If you want to update your script file or target json file, just upload and overwrite with your new version, it will take effect immediately after you making changes, there is no need to restart prometheus-http-sd, prometheus-http-sd will read the file (or reload the python script) every time serving a request.

It is worth noting that restarting is safe because if Prometheus failed to get the target list via HTTP request, it won't update its current target list to empty, instead, it will keep using the current list.

Prometheus caches target lists. If an error occurs while fetching an updated targets list, Prometheus keeps using the current targets list.

For the same reason, if there are 3 scripts under /targets/mysystem and only one failed for a request, prometheus-http-sd will return a HTTP 500 Error for the whole request instead of returning the partial targets from the other two scripts.

Also for the same reason, if your script met any error, you should throw out Exception all the way to the top instead of catch it in your script and return a null TargetList, if you return a null TargetList, prometheus-http-sd will think that your script run successfully and empty the target list as well.
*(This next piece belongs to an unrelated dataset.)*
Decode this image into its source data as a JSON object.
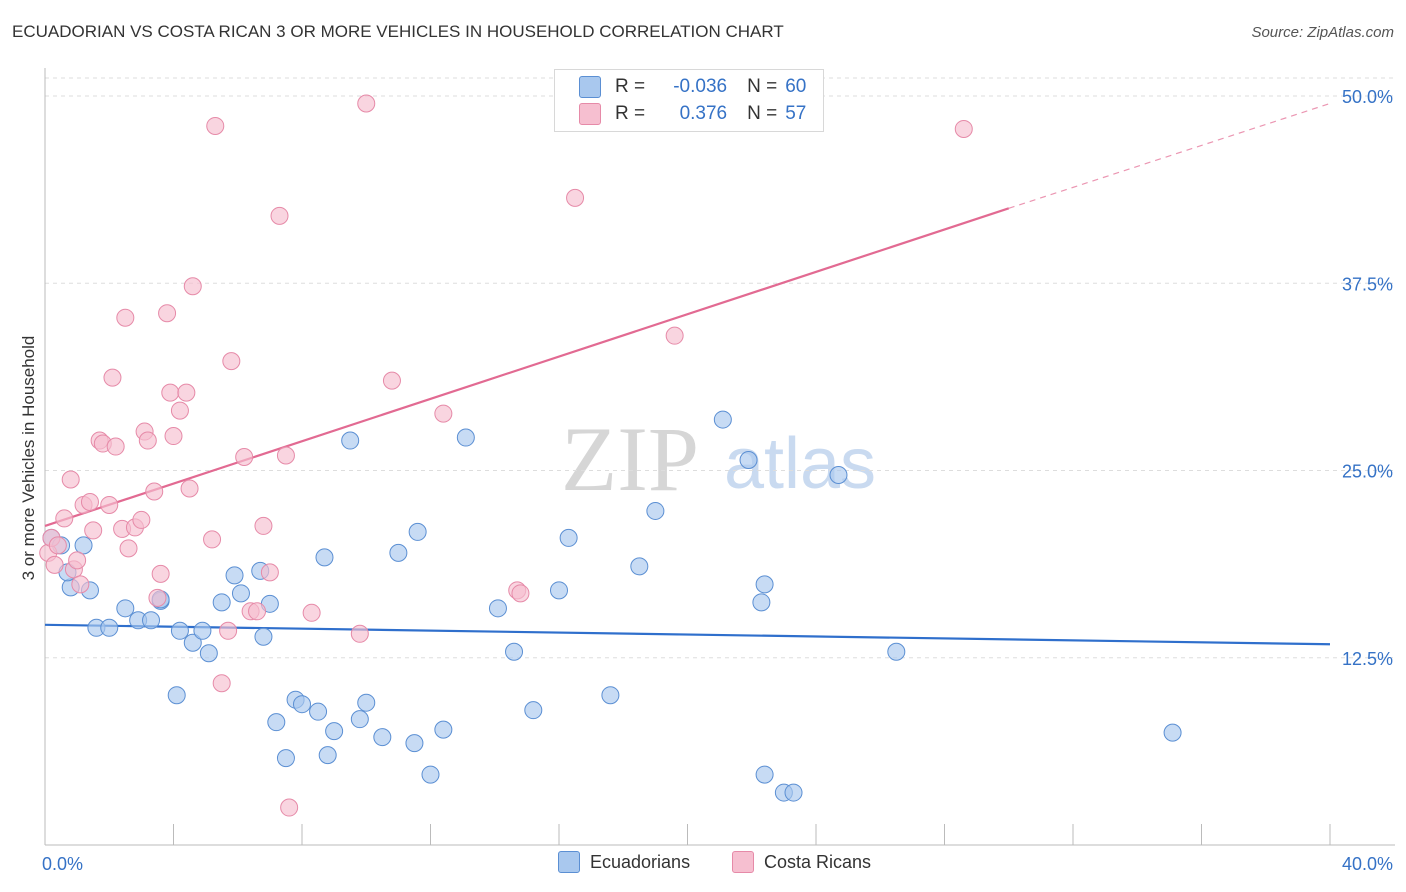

You can notice this error from stdout logs or /metrics from prometheus-http-sd.

Debug Your Scripts

Debug script latency.

You can add ?debug=true at the end of your target url to see the time cost of each generator of a path.

For example:

curl http://127.0.0.1:8080/targets/echo_target\?debug\=true
{"generator_run_seconds":{"./test/app_root/echo_target/sleep2_target.py":2.005011796951294,"./test/app_root/echo_target/sleep_target.py":3.00480318069458,"./test/app_root/echo_target/target.py":0.0009987354278564453}}

Best Practice

You can use a git repository to manage your target generator.